PAPAYA SALAD (som-tum)

This recipe is based on our experience cooking at the Basil Healthy Thai Cookery School in Chiang Mai.

Serves 1

Ingredients

  • 100gms. shredded green papaya (include some carrot as well if you wish))
  • 1 long green (snake) bean, cut into 2-3cm. (1’’) lengths
  • 1 tomato, cut into quarters
  • 3-5 small red (hot) chillies (to taste)
  • 5-8 cloves of garlic (to taste)
  • 2 tbsp. fish sauce
  • 1 tbsp. lime juice
  • 1 tbsp. tamarind juice* (substitute** lemon or lime juice mixed with a touch of brown sugar, for a sour yet a little bit sweet flavor)
  • 1 tbsp. palm sugar, pounded from the typical block form to something far more workable (substitute** dark brown muscovado sugar)
  • ½ tbsp. dried shrimp* (optional & as a substitute** you could add a little more fish sauce)
  • 1 tsp. Thai anchovy paste* (you could mash an anchovy fillet as a substitute**)
  • 1 tbsp. roasted peanuts, roughly chopped
papaya-salad

Method

  1. In a mortar and pestle, pound the garlic and chillies until it’s a coarse paste, then add the beans and pound lightly.
  2. Add fish sauce, tamarind juice, lime juice, pounded palm sugar, dried shrimp and anchovy paste and mix well to combine.
  3. Add green papaya (& carrot) and tomato, pound lightly or fold into the mix until it is well blended**.

To serve

Transfer to a plate and top with roasted peanuts.

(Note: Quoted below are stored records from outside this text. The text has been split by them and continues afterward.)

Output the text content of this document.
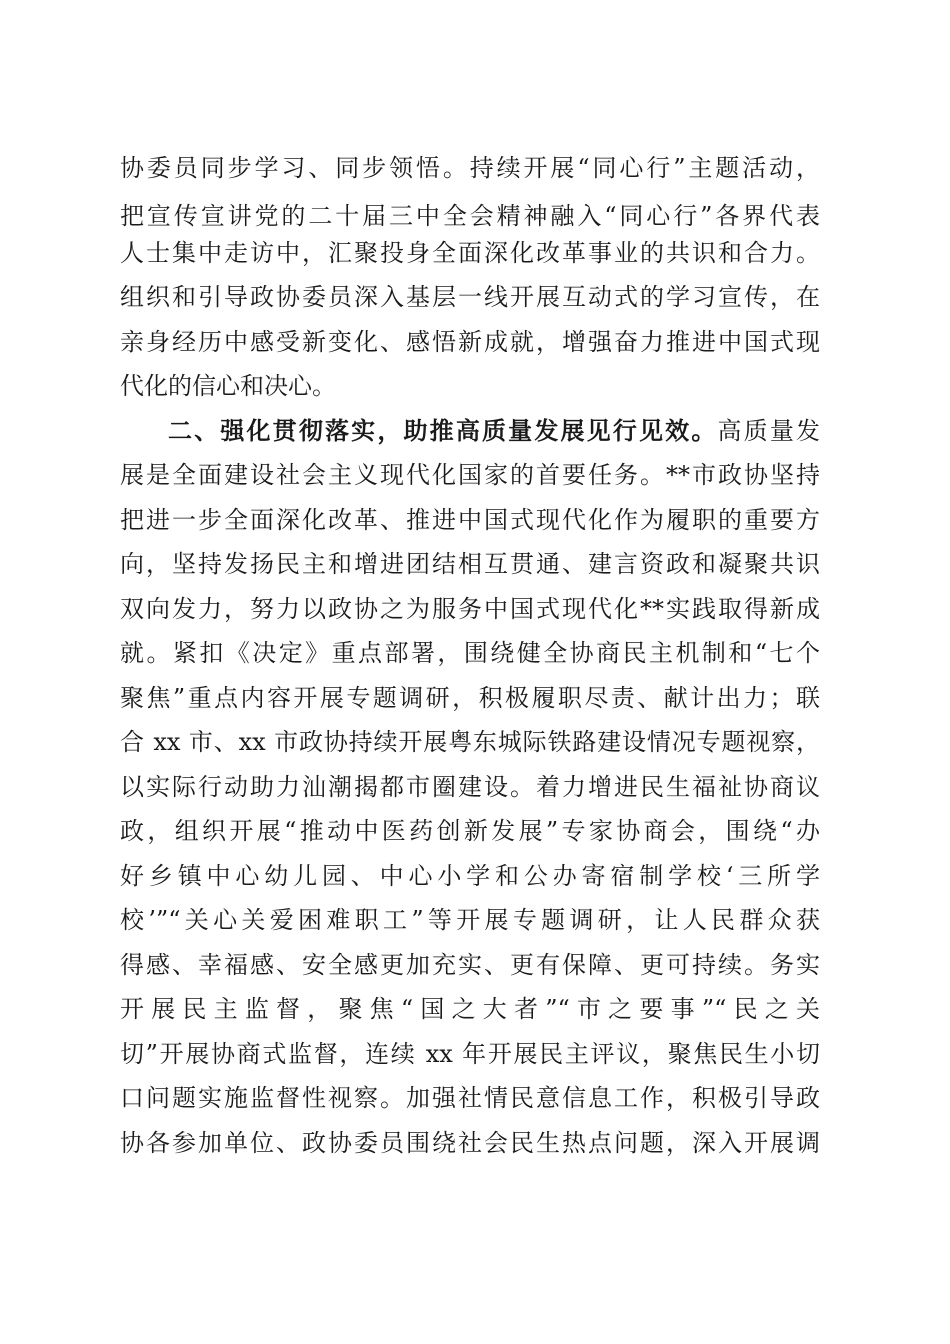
协委员同步学习、同步领悟。持续开展“同心行”主题活动，
把宣传宣讲党的二十届三中全会精神融入“同心行”各界代表
人士集中走访中，汇聚投身全面深化改革事业的共识和合力。
组织和引导政协委员深入基层一线开展互动式的学习宣传，在
亲身经历中感受新变化、感悟新成就，增强奋力推进中国式现
代化的信心和决心。
二、强化贯彻落实，助推高质量发展见行见效。高质量发
展是全面建设社会主义现代化国家的首要任务。**市政协坚持
把进一步全面深化改革、推进中国式现代化作为履职的重要方
向，坚持发扬民主和增进团结相互贯通、建言资政和凝聚共识
双向发力，努力以政协之为服务中国式现代化**实践取得新成
就。紧扣《决定》重点部署，围绕健全协商民主机制和“七个
聚焦”重点内容开展专题调研，积极履职尽责、献计出力；联
合 xx 市、xx 市政协持续开展粤东城际铁路建设情况专题视察，
以实际行动助力汕潮揭都市圈建设。着力增进民生福祉协商议
政，组织开展“推动中医药创新发展”专家协商会，围绕“办
好乡镇中心幼儿园、中心小学和公办寄宿制学校‘三所学
校’”“关心关爱困难职工”等开展专题调研，让人民群众获
得感、幸福感、安全感更加充实、更有保障、更可持续。务实
开展民主监督，聚焦“国之大者”“市之要事”“民之关
切”开展协商式监督，连续 xx 年开展民主评议，聚焦民生小切
口问题实施监督性视察。加强社情民意信息工作，积极引导政
协各参加单位、政协委员围绕社会民生热点问题，深入开展调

* Tamarind juice, palm sugar, dried shrimp and Thai anchovy paste are available in most Asian Supermarkets.

** It really is worth the effort to use the original ingredients, however if you are using substitutes, depending on which ones and how much of each, you could change the balance of flavours in this salad. Therefore, tasting as you go and tasting the final version is essential. Be prepared you may need to play around to get the right balance of sweet, sour and salty – so essential to this salad.